Obwohl Schumann schon früh daran dachte, ein Klavierkonzert zu schreiben, blieb es lange Zeit bei Skizzen und Frag-menten: Er fühlte sich kompositorisch noch nicht reif genug, neben dem Solisten eine ganze Orchesterpartitur zu beherrschen. Erste Skizzen zu einem Klavierkonzert a-moll erwähnte er allerdings schon 1833, doch erst im Mai 1841 begann er mit der Ausar­beit­ung. Es sollte ein einsätziges Werk werden, eine «Phantasie für Clavier, mit Begleitung des Orchesters», die er als «Mittelding zwischen Sinfonie, Concert und großer Sonate» charakterisierte. Im August desselben Jahres kam es zu einer nichtöffentlichen Aufführung im Leipziger Gewandhaus, mit Felix Mendelssohn Bartholdy am Dirigentenpult (der im selben Jahr schon erfolgreich seine erste Symphonie aufgeführt hatte) und seiner Frau Clara am Klavier. Der große Erfolg dieser Auffüh­rung spornte ihn an, das Werk zu publizieren; nacheinander bot er es mehreren Verlegern an, doch keiner war interessiert: man wollte traditionell dreisätzige Konzerte und keine einzelnen Klavier-Orchester-Werke. So blieb die Fantasie liegen, und erst nach vier Jahren ergänzte Schumann sie um Mittel- und Schlusssatz: Im Juni 1845 entstand zunächst das Finale, im Juli dann der Mittelsatz; außerdem musste auch noch der erste Satz in einigen Passagen umgeschrieben werden, um mit den anderen beiden Sätzen zu harmonieren. Interessant ist in diesem Zusammen-hang auch der nahtlose Übergang vom zweiten zum dritten Satz: Ursprünglich hatte Schumann die Sätze getrennt konzipiert; später entwickelte er eine Überleitung, eine kadenzartige Improvisation mit Zitierung des Hauptthemas aus dem ersten Satz, die er gesondert notierte und dieses Notenblatt dann mit Siegellack ins Manuskript klebte: damit gab er den drei Sätzen eine zyklische Verklammerung.

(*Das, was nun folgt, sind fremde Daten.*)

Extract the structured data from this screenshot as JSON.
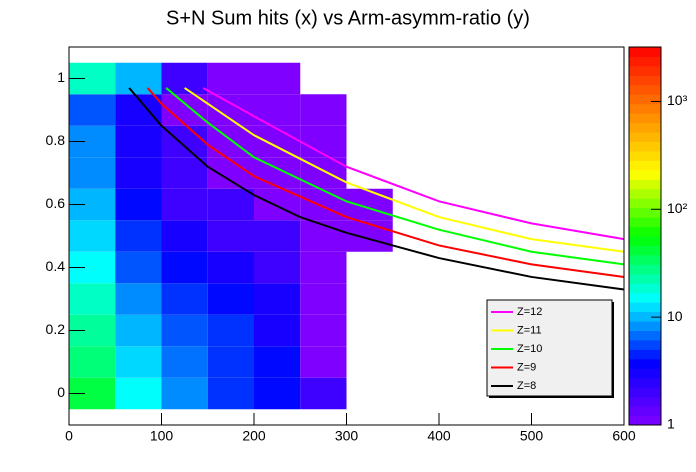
{
  "chart_data": {
    "type": "heatmap",
    "title": "S+N Sum hits (x) vs Arm-asymm-ratio (y)",
    "xlim": [
      0,
      600
    ],
    "xticks": [
      0,
      100,
      200,
      300,
      400,
      500,
      600
    ],
    "ylim": [
      -0.1,
      1.1
    ],
    "yticks": [
      0,
      0.2,
      0.4,
      0.6,
      0.8,
      1
    ],
    "zlim": [
      1,
      3200
    ],
    "zticks": [
      1,
      10,
      {
        "value": 100,
        "label": "10²"
      },
      {
        "value": 1000,
        "label": "10³"
      }
    ],
    "zlog": true,
    "colorscale": [
      "#8000ff",
      "#0000ff",
      "#00ffff",
      "#00ff00",
      "#ffff00",
      "#ff8000",
      "#ff0000"
    ],
    "heatmap": {
      "xbins": [
        0,
        50,
        100,
        150,
        200,
        250,
        300,
        350
      ],
      "ybins": [
        -0.05,
        0.05,
        0.15,
        0.25,
        0.35,
        0.45,
        0.55,
        0.65,
        0.75,
        0.85,
        0.95,
        1.05
      ],
      "z": [
        [
          40,
          15,
          8,
          5,
          4,
          2,
          0
        ],
        [
          30,
          12,
          7,
          5,
          4,
          1,
          0
        ],
        [
          25,
          10,
          6,
          5,
          3,
          1,
          0
        ],
        [
          20,
          8,
          5,
          4,
          3,
          1,
          0
        ],
        [
          15,
          6,
          4,
          3,
          2,
          1,
          0
        ],
        [
          12,
          5,
          3,
          2,
          2,
          1,
          1
        ],
        [
          10,
          4,
          2,
          2,
          1,
          1,
          1
        ],
        [
          8,
          3,
          2,
          1,
          1,
          1,
          0
        ],
        [
          8,
          3,
          2,
          1,
          1,
          1,
          0
        ],
        [
          6,
          3,
          1,
          1,
          1,
          1,
          0
        ],
        [
          20,
          10,
          2,
          1,
          1,
          0,
          0
        ]
      ]
    },
    "series": [
      {
        "name": "Z=12",
        "color": "#ff00ff",
        "x": [
          145,
          200,
          300,
          400,
          500,
          600
        ],
        "values": [
          0.97,
          0.88,
          0.72,
          0.61,
          0.54,
          0.49
        ]
      },
      {
        "name": "Z=11",
        "color": "#ffff00",
        "x": [
          125,
          150,
          200,
          300,
          400,
          500,
          600
        ],
        "values": [
          0.97,
          0.92,
          0.82,
          0.67,
          0.56,
          0.49,
          0.45
        ]
      },
      {
        "name": "Z=10",
        "color": "#00ff00",
        "x": [
          105,
          150,
          200,
          300,
          400,
          500,
          600
        ],
        "values": [
          0.97,
          0.86,
          0.75,
          0.61,
          0.52,
          0.45,
          0.41
        ]
      },
      {
        "name": "Z=9",
        "color": "#ff0000",
        "x": [
          85,
          100,
          150,
          200,
          300,
          400,
          500,
          600
        ],
        "values": [
          0.97,
          0.92,
          0.79,
          0.69,
          0.56,
          0.47,
          0.41,
          0.37
        ]
      },
      {
        "name": "Z=8",
        "color": "#000000",
        "x": [
          65,
          100,
          150,
          200,
          250,
          300,
          400,
          500,
          600
        ],
        "values": [
          0.97,
          0.85,
          0.72,
          0.63,
          0.56,
          0.51,
          0.43,
          0.37,
          0.33
        ]
      }
    ],
    "legend": "bottom-right"
  }
}
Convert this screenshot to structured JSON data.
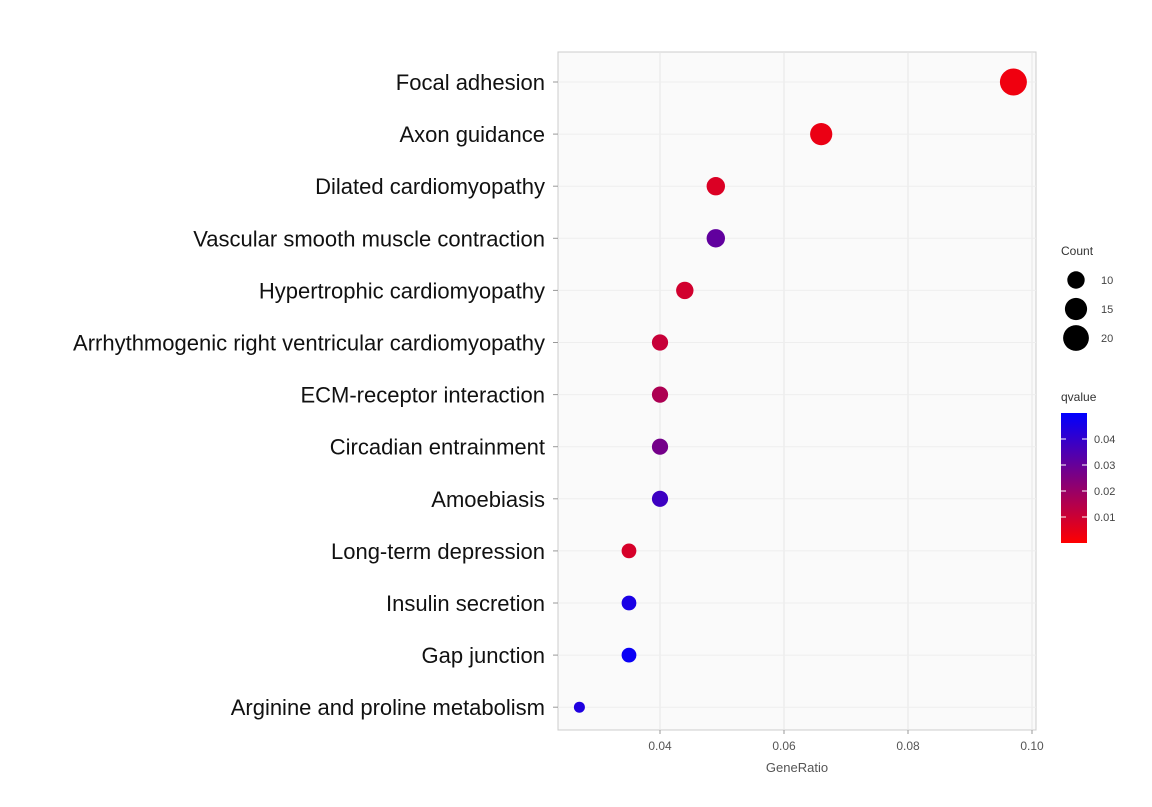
{
  "chart_data": {
    "type": "scatter",
    "title": "",
    "xlabel": "GeneRatio",
    "ylabel": "",
    "xlim": [
      0.024,
      0.1
    ],
    "x_ticks": [
      0.04,
      0.06,
      0.08,
      0.1
    ],
    "x_tick_labels": [
      "0.04",
      "0.06",
      "0.08",
      "0.10"
    ],
    "grid": true,
    "categories": [
      "Focal adhesion",
      "Axon guidance",
      "Dilated cardiomyopathy",
      "Vascular smooth muscle contraction",
      "Hypertrophic cardiomyopathy",
      "Arrhythmogenic right ventricular cardiomyopathy",
      "ECM-receptor interaction",
      "Circadian entrainment",
      "Amoebiasis",
      "Long-term depression",
      "Insulin secretion",
      "Gap junction",
      "Arginine and proline metabolism"
    ],
    "points": [
      {
        "term": "Focal adhesion",
        "gene_ratio": 0.097,
        "count": 22,
        "qvalue": 0.003
      },
      {
        "term": "Axon guidance",
        "gene_ratio": 0.066,
        "count": 15,
        "qvalue": 0.004
      },
      {
        "term": "Dilated cardiomyopathy",
        "gene_ratio": 0.049,
        "count": 11,
        "qvalue": 0.007
      },
      {
        "term": "Vascular smooth muscle contraction",
        "gene_ratio": 0.049,
        "count": 11,
        "qvalue": 0.031
      },
      {
        "term": "Hypertrophic cardiomyopathy",
        "gene_ratio": 0.044,
        "count": 10,
        "qvalue": 0.009
      },
      {
        "term": "Arrhythmogenic right ventricular cardiomyopathy",
        "gene_ratio": 0.04,
        "count": 9,
        "qvalue": 0.011
      },
      {
        "term": "ECM-receptor interaction",
        "gene_ratio": 0.04,
        "count": 9,
        "qvalue": 0.016
      },
      {
        "term": "Circadian entrainment",
        "gene_ratio": 0.04,
        "count": 9,
        "qvalue": 0.027
      },
      {
        "term": "Amoebiasis",
        "gene_ratio": 0.04,
        "count": 9,
        "qvalue": 0.038
      },
      {
        "term": "Long-term depression",
        "gene_ratio": 0.035,
        "count": 8,
        "qvalue": 0.008
      },
      {
        "term": "Insulin secretion",
        "gene_ratio": 0.035,
        "count": 8,
        "qvalue": 0.045
      },
      {
        "term": "Gap junction",
        "gene_ratio": 0.035,
        "count": 8,
        "qvalue": 0.048
      },
      {
        "term": "Arginine and proline metabolism",
        "gene_ratio": 0.027,
        "count": 6,
        "qvalue": 0.044
      }
    ],
    "size_legend": {
      "title": "Count",
      "entries": [
        {
          "value": 10,
          "label": "10"
        },
        {
          "value": 15,
          "label": "15"
        },
        {
          "value": 20,
          "label": "20"
        }
      ]
    },
    "color_legend": {
      "title": "qvalue",
      "range": [
        0.0,
        0.05
      ],
      "low_color": "#ff0000",
      "high_color": "#0000ff",
      "ticks": [
        {
          "value": 0.04,
          "label": "0.04"
        },
        {
          "value": 0.03,
          "label": "0.03"
        },
        {
          "value": 0.02,
          "label": "0.02"
        },
        {
          "value": 0.01,
          "label": "0.01"
        }
      ]
    },
    "legend_position": "right"
  }
}
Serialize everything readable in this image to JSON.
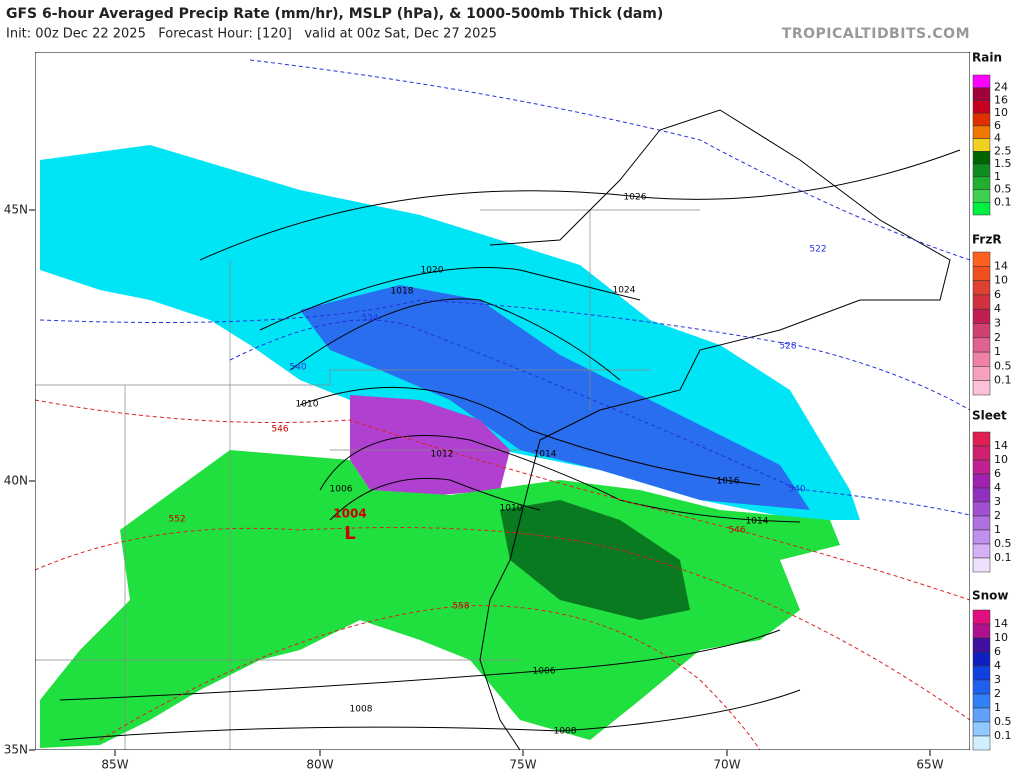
{
  "header": {
    "title": "GFS 6-hour Averaged Precip Rate (mm/hr), MSLP (hPa), & 1000-500mb Thick (dam)",
    "subtitle": "Init: 00z Dec 22 2025   Forecast Hour: [120]   valid at 00z Sat, Dec 27 2025",
    "watermark": "TROPICALTIDBITS.COM"
  },
  "map": {
    "longitude_labels": [
      "85W",
      "80W",
      "75W",
      "70W",
      "65W"
    ],
    "latitude_labels": [
      "45N",
      "40N",
      "35N"
    ],
    "isobar_labels": [
      "1026",
      "1024",
      "1020",
      "1018",
      "1014",
      "1016",
      "1014",
      "1012",
      "1010",
      "1010",
      "1006",
      "1006",
      "1008",
      "1008"
    ],
    "thickness_labels": [
      "522",
      "528",
      "534",
      "540",
      "540",
      "546",
      "546",
      "552",
      "558"
    ],
    "low": {
      "pressure": "1004",
      "symbol": "L"
    }
  },
  "legends": [
    {
      "title": "Rain",
      "labels": [
        "24",
        "16",
        "10",
        "6",
        "4",
        "2.5",
        "1.5",
        "1",
        "0.5",
        "0.1"
      ]
    },
    {
      "title": "FrzR",
      "labels": [
        "14",
        "10",
        "6",
        "4",
        "3",
        "2",
        "1",
        "0.5",
        "0.1"
      ]
    },
    {
      "title": "Sleet",
      "labels": [
        "14",
        "10",
        "6",
        "4",
        "3",
        "2",
        "1",
        "0.5",
        "0.1"
      ]
    },
    {
      "title": "Snow",
      "labels": [
        "14",
        "10",
        "6",
        "4",
        "3",
        "2",
        "1",
        "0.5",
        "0.1"
      ]
    }
  ]
}
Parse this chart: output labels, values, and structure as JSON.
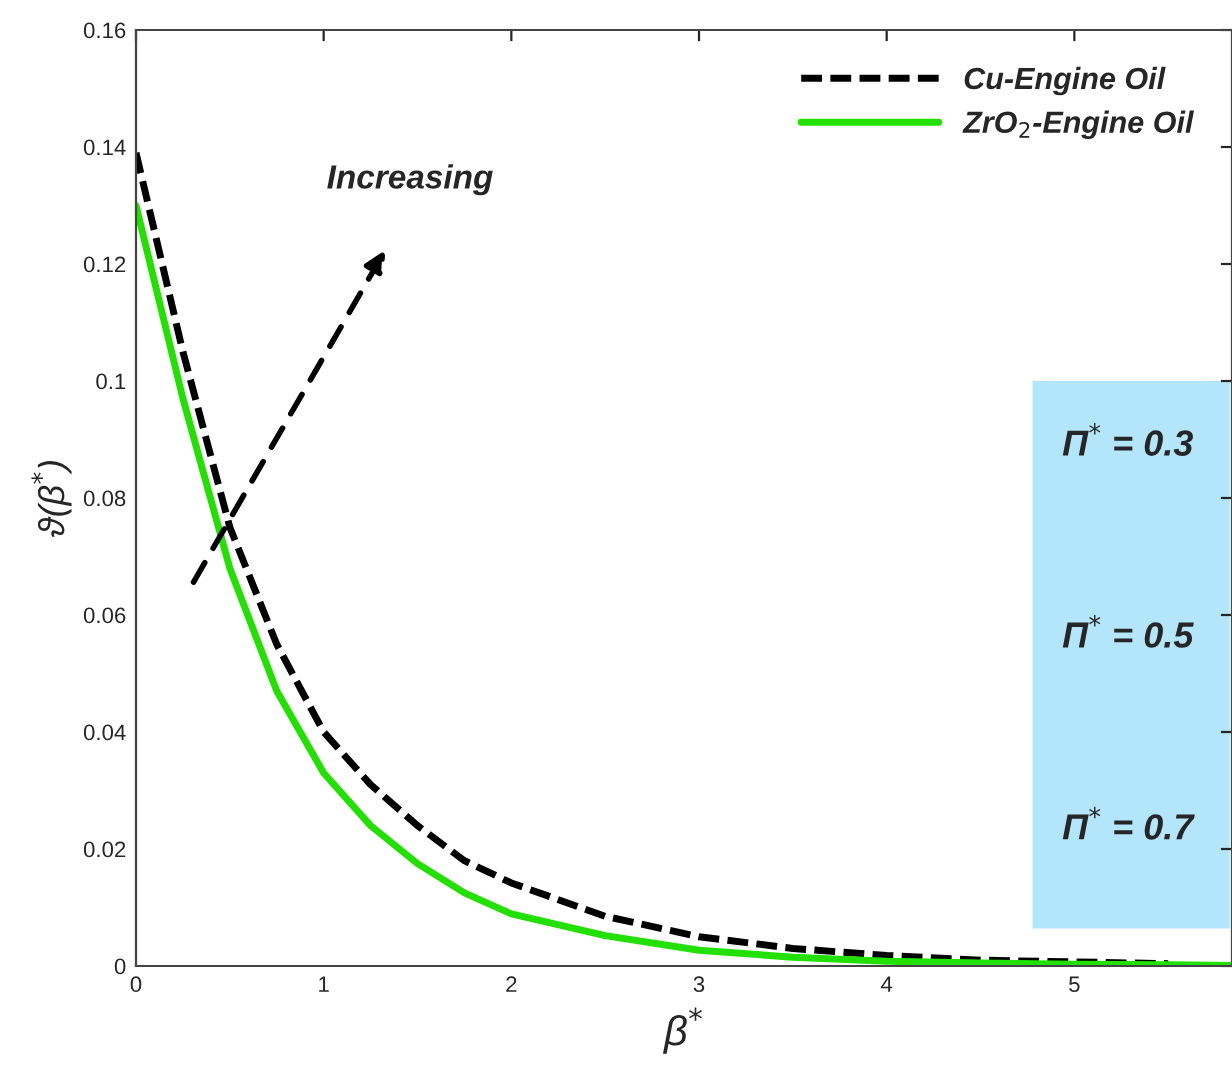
{
  "chart_data": {
    "type": "line",
    "xlabel": "β$^{*}$",
    "ylabel": "ϑ(β$^{*}$)",
    "series": [
      {
        "name": "Cu-Engine Oil",
        "color": "#000000",
        "line_style": "dashed",
        "x": [
          0,
          0.25,
          0.5,
          0.75,
          1,
          1.25,
          1.5,
          1.75,
          2,
          2.5,
          3,
          3.5,
          4,
          4.5,
          5,
          5.5
        ],
        "values": [
          0.139,
          0.105,
          0.075,
          0.055,
          0.04,
          0.031,
          0.024,
          0.018,
          0.0142,
          0.0085,
          0.005,
          0.003,
          0.0018,
          0.001,
          0.0007,
          0.0004
        ]
      },
      {
        "name": "ZrO$_{2}$-Engine Oil",
        "color": "#22e000",
        "line_style": "solid",
        "x": [
          0,
          0.25,
          0.5,
          0.75,
          1,
          1.25,
          1.5,
          1.75,
          2,
          2.5,
          3,
          3.5,
          4,
          4.5,
          5,
          5.5,
          5.84
        ],
        "values": [
          0.13,
          0.097,
          0.068,
          0.047,
          0.033,
          0.024,
          0.0175,
          0.0125,
          0.0089,
          0.0052,
          0.0027,
          0.0015,
          0.0008,
          0.0005,
          0.0003,
          0.0002,
          0.0001
        ]
      }
    ],
    "annotations": [
      "Increasing",
      "Π$^{*}$ = 0.3",
      "Π$^{*}$ = 0.5",
      "Π$^{*}$ = 0.7"
    ],
    "xlim": [
      0,
      5.84
    ],
    "xticks": [
      0,
      1,
      2,
      3,
      4,
      5
    ],
    "ylim": [
      0,
      0.16
    ],
    "yticks": [
      0,
      0.02,
      0.04,
      0.06,
      0.08,
      0.1,
      0.12,
      0.14,
      0.16
    ],
    "legend": "top right",
    "grid": false
  }
}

Das Konzert für Klavier und Orchester a-moll besitzt, bei al­lem orchestralem Gestus, eine kammermusikalische Trans­pa­renz, die dadurch erreicht wird, dass der Solist meist gemeinsam mit Instrumentengruppen oder Soloinstrumenten anstatt mit dem ganzen Orchester auftritt. Obwohl durchaus technisch sehr anspruchsvoll, fehlt ihm der rein «artistische» Anspruch der zeitge­nössischen Klavierkonzerte; es ging Schumann nicht um vordergründige Brillanz, sondern um den musikalischen Inhalt, um die Entwick-lung und Durchführung von Themen und Melo­dien. Wie sehr er bereit war, über die traditionelle Formgebung des Sonatenhauptsatzes hinauszugehen, zeigt sich im ersten Satz (Allegro affettuoso): Hier konzentriert sich alles auf das lyrisch-expressive Hauptthema, dessen Motivik alle Abschnitte in vielfachen Verarbeitungen beherrscht. Fast kammermusikalisch im Stil eines Charakterstückes erscheint der zweite Satz (Intermezzo. Andantino grazioso): ein gesangliches Stück mit breit ausschwingenden Kantilenen, in denen Klavier und Orchesterinstrumente dialogisieren. Die beide Sätze verbindende Passage leitet über zum tänzerisch-schwungvollen Schlusssatz (Allegro vivace), in dem der Solist noch einmal aus sich herauswächst. Doch auch hier sind kein bloßes Figurenwerk, kein Bravour-stil eines Chopin, keine solistische Akrobatik eines Liszt zu finden, sondern eine dem Gesamtwerk untergeordnete, sozusagen «kontrollierte» Virtuosität. Dennoch – tänzerischer Schwung, rhythmische Feinheiten, schöne Kontrastbildungen zwischen Haupt- und Seitenthema und eine brillante Schlusssteigerung verfehlen ihre Wirkung nicht. Auch nicht auf Johannes Brahms, der seine beiden Klavierkonzerte später ebenso wie sein Mentor Schumann als Syn-these zwischen Symphonie, Konzert und Sonate anlegen sollte.